Not too long ago, The Star frontpaged a report on falling street crime figures that was celebrated by the government, but met with much skepticism by the public. Subsequent well-publicised snatch thefts and mall carpark robberies had the government scrambling to respond, while deepening the public sense that the numbers are a sham.

I don't like dismissing government statistics out of hand; I think reflexively rubbishing the numbers is both excessively pessimistic and rather unreasonable. Still, street crime figures, to me, tell another story, and not just because of the many tales from victims turned away from lodging police reports.

It will take a concerted effort, and a lot of time, for Malaysian trust in the police, and thus belief in their safety, to improve

Before I get into that, I'm going to comment briefly on public perceptions of their safety. The reason much of the public doesn't buy the figures is simple: there is, at present, an immense crisis of trust with Malaysian law enforcement. The aforementioned tales play a part, as do the stories of corruption, violence against suspects in custody and lack of frequent patrols in many urban areas. But remedying this will take more than just responding to those complaints, and a very long time indeed, so in the foreseeable future, Malaysians will be more pessimistic about their safety than the numbers make reasonable to be.

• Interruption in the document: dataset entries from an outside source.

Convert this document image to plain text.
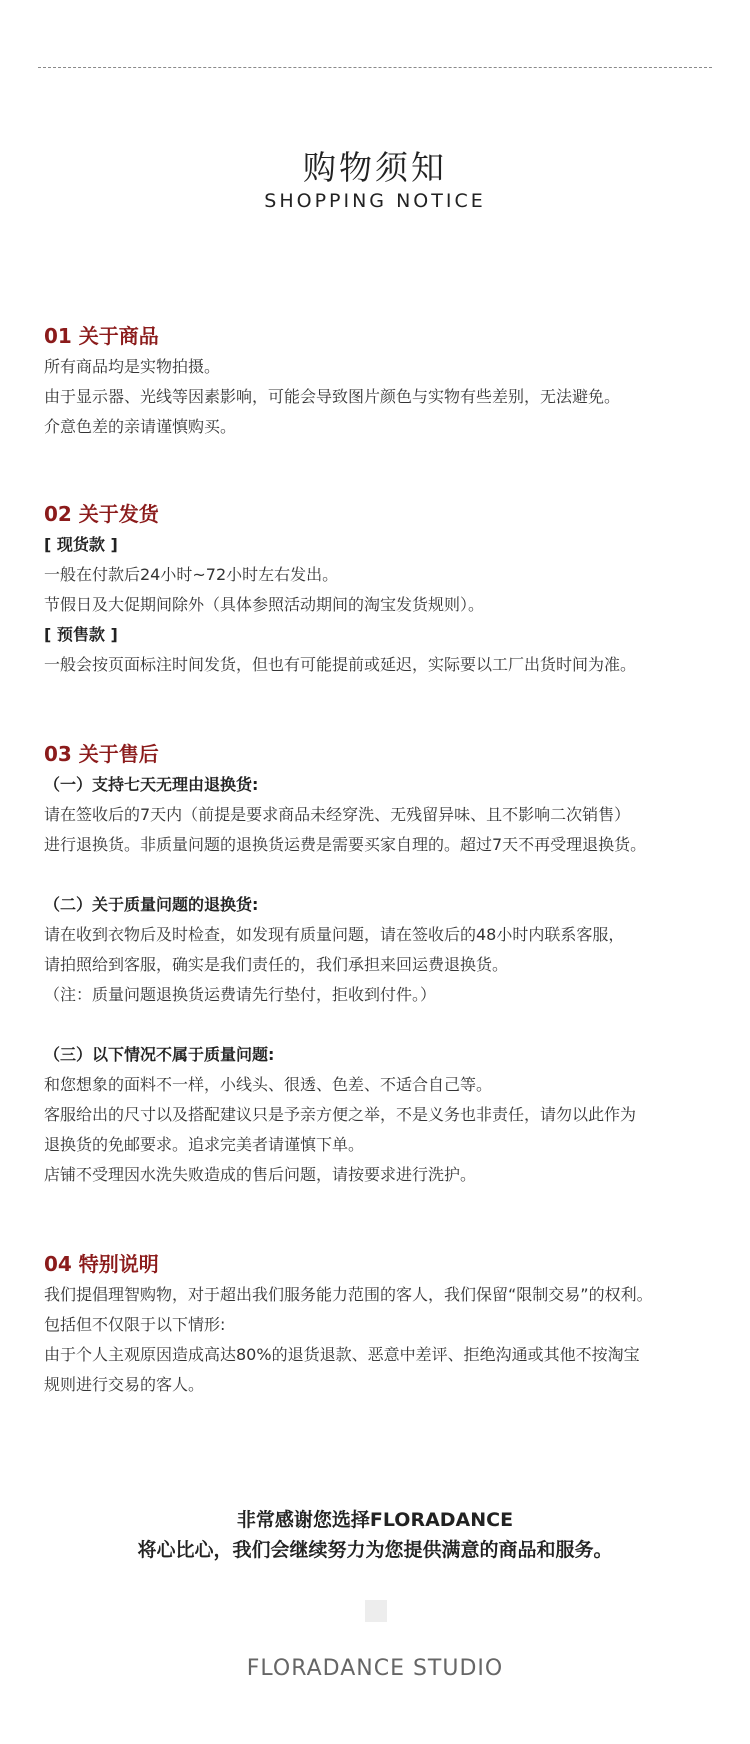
购物须知
SHOPPING NOTICE
01 关于商品
所有商品均是实物拍摄。
由于显示器、光线等因素影响，可能会导致图片颜色与实物有些差别，无法避免。
介意色差的亲请谨慎购买。
02 关于发货
[ 现货款 ]
一般在付款后24小时~72小时左右发出。
节假日及大促期间除外（具体参照活动期间的淘宝发货规则）。
[ 预售款 ]
一般会按页面标注时间发货，但也有可能提前或延迟，实际要以工厂出货时间为准。
03 关于售后
（一）支持七天无理由退换货:
请在签收后的7天内（前提是要求商品未经穿洗、无残留异味、且不影响二次销售）
进行退换货。非质量问题的退换货运费是需要买家自理的。超过7天不再受理退换货。
（二）关于质量问题的退换货:
请在收到衣物后及时检查，如发现有质量问题，请在签收后的48小时内联系客服，
请拍照给到客服，确实是我们责任的，我们承担来回运费退换货。
（注：质量问题退换货运费请先行垫付，拒收到付件。）
（三）以下情况不属于质量问题:
和您想象的面料不一样，小线头、很透、色差、不适合自己等。
客服给出的尺寸以及搭配建议只是予亲方便之举，不是义务也非责任，请勿以此作为
退换货的免邮要求。追求完美者请谨慎下单。
店铺不受理因水洗失败造成的售后问题，请按要求进行洗护。
04 特别说明
我们提倡理智购物，对于超出我们服务能力范围的客人，我们保留“限制交易”的权利。
包括但不仅限于以下情形:
由于个人主观原因造成高达80%的退货退款、恶意中差评、拒绝沟通或其他不按淘宝
规则进行交易的客人。
非常感谢您选择FLORADANCE
将心比心，我们会继续努力为您提供满意的商品和服务。
FLORADANCE STUDIO
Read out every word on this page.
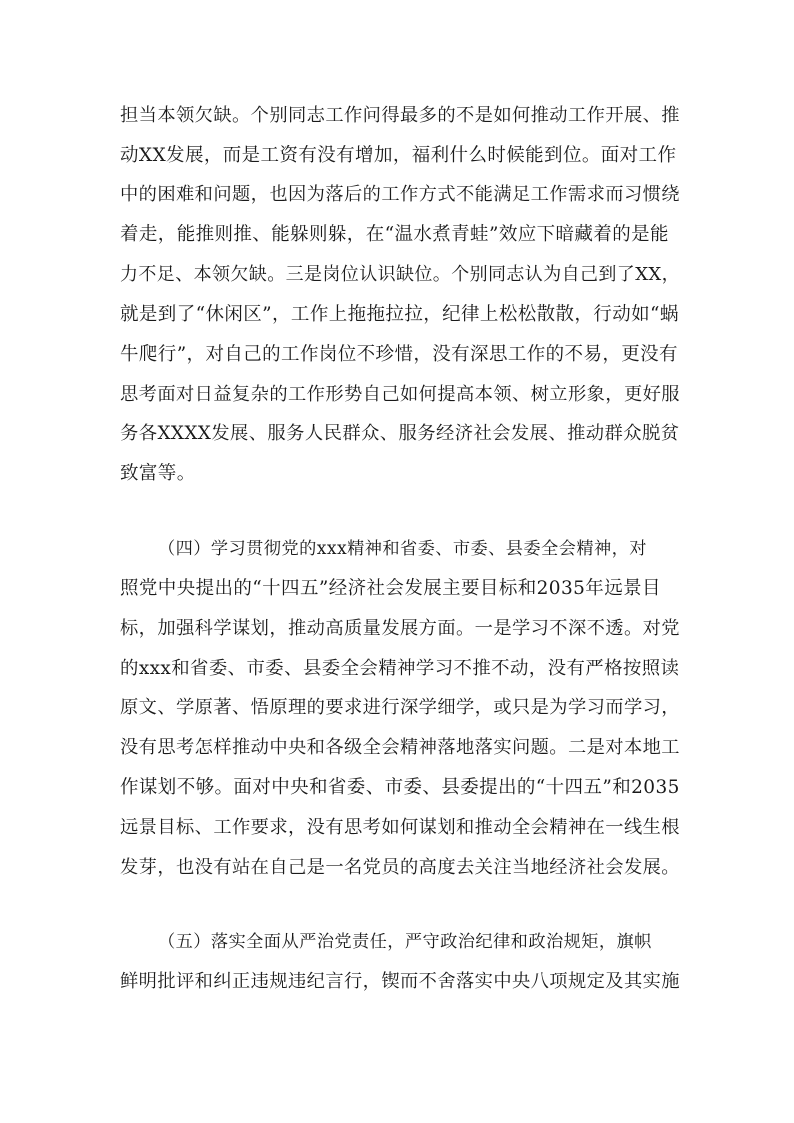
担当本领欠缺。个别同志工作问得最多的不是如何推动工作开展、推
动XX发展，而是工资有没有增加，福利什么时候能到位。面对工作
中的困难和问题，也因为落后的工作方式不能满足工作需求而习惯绕
着走，能推则推、能躲则躲，在“温水煮青蛙”效应下暗藏着的是能
力不足、本领欠缺。三是岗位认识缺位。个别同志认为自己到了XX，
就是到了“休闲区”，工作上拖拖拉拉，纪律上松松散散，行动如“蜗
牛爬行”，对自己的工作岗位不珍惜，没有深思工作的不易，更没有
思考面对日益复杂的工作形势自己如何提高本领、树立形象，更好服
务各XXXX发展、服务人民群众、服务经济社会发展、推动群众脱贫
致富等。
（四）学习贯彻党的xxx精神和省委、市委、县委全会精神，对
照党中央提出的“十四五”经济社会发展主要目标和2035年远景目
标，加强科学谋划，推动高质量发展方面。一是学习不深不透。对党
的xxx和省委、市委、县委全会精神学习不推不动，没有严格按照读
原文、学原著、悟原理的要求进行深学细学，或只是为学习而学习，
没有思考怎样推动中央和各级全会精神落地落实问题。二是对本地工
作谋划不够。面对中央和省委、市委、县委提出的“十四五”和2035
远景目标、工作要求，没有思考如何谋划和推动全会精神在一线生根
发芽，也没有站在自己是一名党员的高度去关注当地经济社会发展。
（五）落实全面从严治党责任，严守政治纪律和政治规矩，旗帜
鲜明批评和纠正违规违纪言行，锲而不舍落实中央八项规定及其实施
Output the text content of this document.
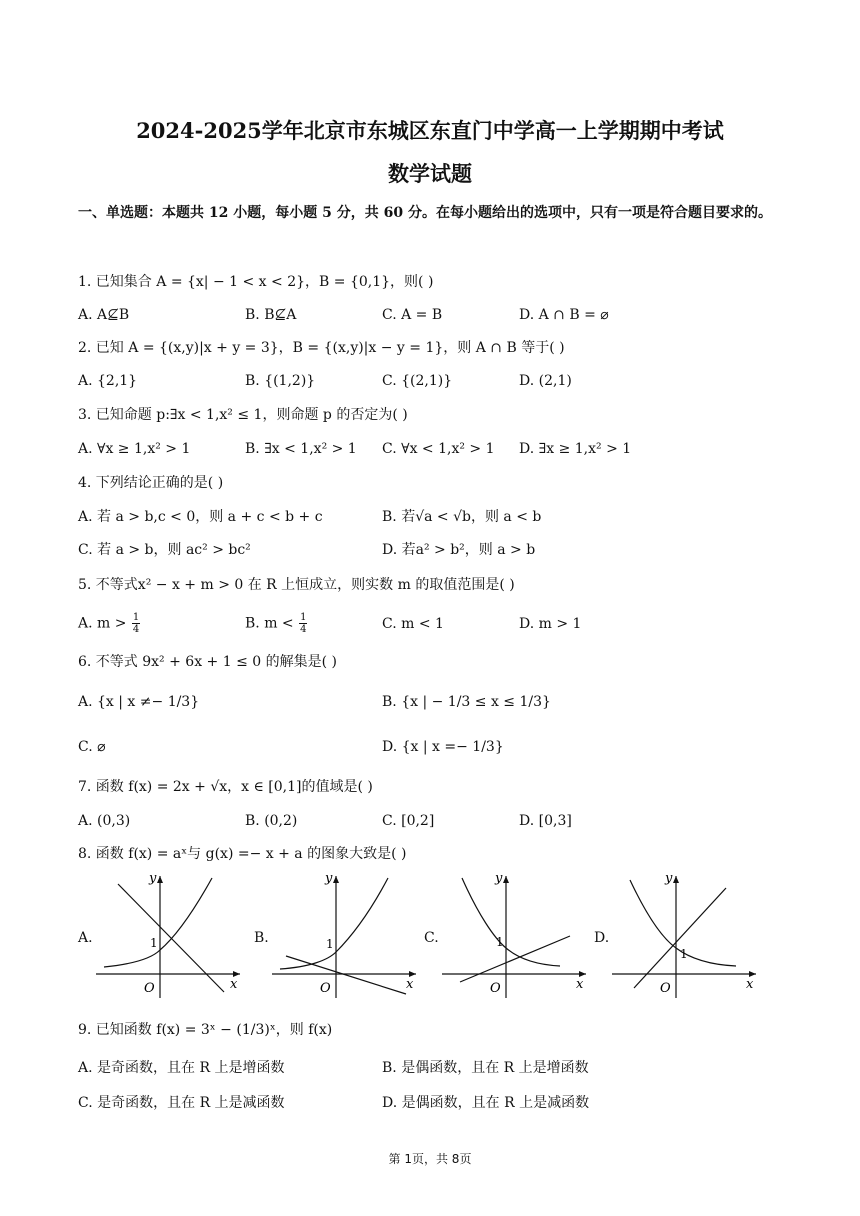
2024-2025学年北京市东城区东直门中学高一上学期期中考试
数学试题
一、单选题：本题共 12 小题，每小题 5 分，共 60 分。在每小题给出的选项中，只有一项是符合题目要求的。
1. 已知集合 A = {x| − 1 < x < 2}，B = {0,1}，则( )
A. A⊈B	B. B⊈A	C. A = B	D. A ∩ B = ⌀
2. 已知 A = {(x,y)|x + y = 3}，B = {(x,y)|x − y = 1}，则 A ∩ B 等于( )
A. {2,1}	B. {(1,2)}	C. {(2,1)}	D. (2,1)
3. 已知命题 p:∃x < 1,x² ≤ 1，则命题 p 的否定为( )
A. ∀x ≥ 1,x² > 1	B. ∃x < 1,x² > 1 C. ∀x < 1,x² > 1 D. ∃x ≥ 1,x² > 1
4. 下列结论正确的是( )
A. 若 a > b,c < 0，则 a + c < b + c	B. 若√a < √b，则 a < b
C. 若 a > b，则 ac² > bc²	D. 若a² > b²，则 a > b
5. 不等式x² − x + m > 0 在 R 上恒成立，则实数 m 的取值范围是( )
A. $m > \frac{1}{4}$	B. $m < \frac{1}{4}$	C. m < 1	D. m > 1
6. 不等式 9x² + 6x + 1 ≤ 0 的解集是( )
A. {x | x ≠− 1/3}	B. {x | − 1/3 ≤ x ≤ 1/3}
C. ⌀	D. {x | x =− 1/3}
7. 函数 f(x) = 2x + √x，x ∈ [0,1]的值域是( )
A. (0,3)	B. (0,2)	C. [0,2]	D. [0,3]
8. 函数 f(x) = aˣ与 g(x) =− x + a 的图象大致是( )
A.
y
x
O
1	B.
y
x
O
1	C.
y
x
O
1	D.
y
x
O
1
9. 已知函数 f(x) = 3ˣ − (1/3)ˣ，则 f(x)
A. 是奇函数，且在 R 上是增函数	B. 是偶函数，且在 R 上是增函数
C. 是奇函数，且在 R 上是减函数	D. 是偶函数，且在 R 上是减函数
第 1页，共 8页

Moving to the main thrust of the piece: what else do street crime figures tell us? I will give the government and the police some credit for the fall in street crimes, but then, they only tell part of the story. Street crimes are, after all, committed mainly by youth, out of need. As the Malaysian economy grows, I believe it is more likely that crime will move into the shadows, out of the public eye. I speak, of course, about organized crime, international syndicate activity and corporate crime.

Does the government have the gumption to stand up to the vested interests that profit from corporate crime?

Malaysia's international record on people and drug smuggling has to improve significantly, and it doesn't appear that government policy focuses adequately on corporate crime. Enforcement of laws on the latter issue are fragmented among five different agencies; meanwhile, Malaysia remains a Tier 2 nation on the US State Department's human trafficking watch list.

As the nation's per capita income continues to grow (and hopefully more inclusively than at present), socioeconomic improvement means less people will turn to street crime to get by. However, it also means a bigger lure for, shall we say, more professional crime. This simple fact means the nation needs to ask itself two questions. The first is this: Will the government be able to shift its resources and focus to the latter?

Over time, more crime will move out of dark alleys, and into the gilded halls of wealthy and ruthless syndicates.
The second question? Will Malaysians continue to press their government on crime once it fades into the shadows?